We talked about his feelings about being away from the game, my feelings about him stepping away from something he loves and hopes to make a full-time career. We talked about the freedom on Friday nights to attend any game we wish in our semi-large city, to support players he has coached in the past and support his coaching friends.
Soon after this conversation, the message came: a former colleague had been named head coach at a local high school and wanted him to come along and be a part of the staff. He told him he didn’t have time, that he was focusing on completing his degree—all the reasons we had discussed as to why he had chosen not to attach to a team this year.
They agreed he would take on a “consulting” role: he’d be there when it was convenient for him but have no responsibilities outside of occasionally coming to practice/meetings and making suggestions.
Two weeks later, he was named assistant head coach.
And now, we have fallen into the familiar patterns of separate dinners, “what time will the meeting be over” (add an hour for good measure), and preparing for the season.
For my part, I have learned the mascot and colors of the new team I will be supporting and have tried to get to know as much of the rest of the coaching staff, players, and parents as possible.
Meanwhile, he is maintaining his commitment to completing his associate’s degree and we are both working full time jobs (his 3rd shift…you know, to better accommodate his football schedule). We also have two dogs to care for and, oh yeah, are trying to maintain a healthy and functioning marriage.

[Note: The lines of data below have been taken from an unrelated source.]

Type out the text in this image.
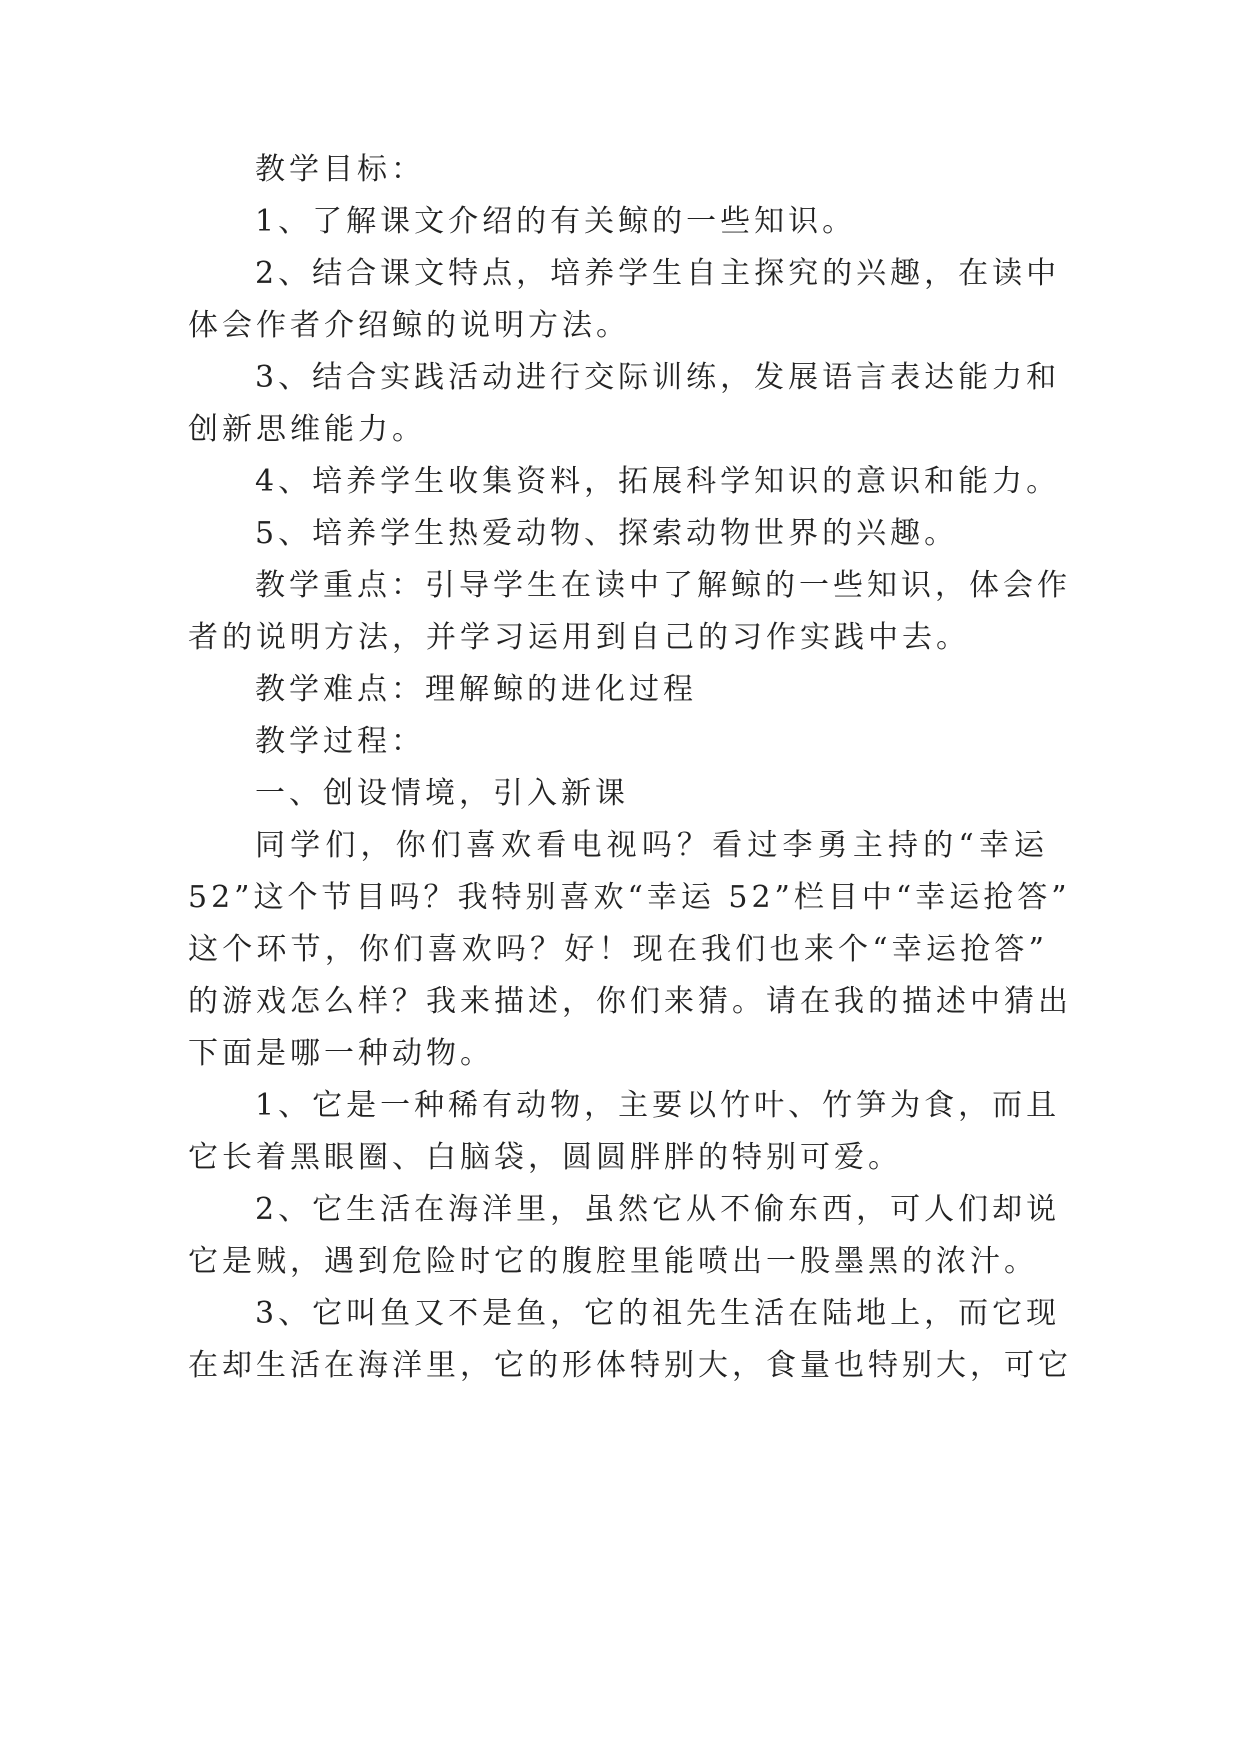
教学目标：
1、了解课文介绍的有关鲸的一些知识。
2、结合课文特点，培养学生自主探究的兴趣，在读中
体会作者介绍鲸的说明方法。
3、结合实践活动进行交际训练，发展语言表达能力和
创新思维能力。
4、培养学生收集资料，拓展科学知识的意识和能力。
5、培养学生热爱动物、探索动物世界的兴趣。
教学重点：引导学生在读中了解鲸的一些知识，体会作
者的说明方法，并学习运用到自己的习作实践中去。
教学难点：理解鲸的进化过程
教学过程：
一、创设情境，引入新课
同学们，你们喜欢看电视吗？看过李勇主持的“幸运
52”这个节目吗？我特别喜欢“幸运 52”栏目中“幸运抢答”
这个环节，你们喜欢吗？好！现在我们也来个“幸运抢答”
的游戏怎么样？我来描述，你们来猜。请在我的描述中猜出
下面是哪一种动物。
1、它是一种稀有动物，主要以竹叶、竹笋为食，而且
它长着黑眼圈、白脑袋，圆圆胖胖的特别可爱。
2、它生活在海洋里，虽然它从不偷东西，可人们却说
它是贼，遇到危险时它的腹腔里能喷出一股墨黑的浓汁。
3、它叫鱼又不是鱼，它的祖先生活在陆地上，而它现
在却生活在海洋里，它的形体特别大，食量也特别大，可它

The grass didn’t get mowed this week.
The dishes piled up until they overflowed out of the sink.
Our cars have needed washing for a month or more.
I have cooked dinner exactly twice in as many weeks. That is not a joke. Thank goodness for leftovers, microwaves, fast food and frozen pizza.
But you know what? I’m ok with all of it.
Our extremely limited time together is precious. I would much rather spend the two hours we have together at the end of the day (between football practice and him leaving for his full-time job) lying head to head on the couch, holding hands, talking about our respective days.
I would rather hear his frustration at this player or other coach for whatever happened at practice that day.
I would rather share with him my frustrations and hopes for my career, hear the (always) hilarious stories from coaches meeting or pre-practice locker room . . . the list goes on and on.
I would rather do any of those things than stress that our grass is a bit too tall and maybe our neighbors are annoyed at us, give him grief about why he is using a whole clean plate to eat his one piece of leftover pizza (that’s another dish to add the overflowing pile!), or worry about any of the annoying “responsibilities” of day to day life.
Football season (or basketball, baseball, hockey, whichever sport your coach loves) is chaos. I am more willing to let my house explode with unwashed dishes than to let my relationship crumble underneath of time pressures and lack of communication.
So this season, if you come to my house and notice dog hair collected in a corner, dishes in the sink, or a pile of laundry yet to be folded, please don’t wonder why I am curled up on the couch underneath my man’s arm watching some documentary on Netflix instead of cleaning.
I am taking whatever I can get in the fall.
The dishes will still be there in two hours, my coach will not.
I will not spend my Friday evenings folding and putting away towels. I will be wearing team colors and cheering as loud anyone else in the stands. Every game. I will support my husband in his passion, cherish every second I have to spend with him, and the rest of life will be taken care of when I have time for it.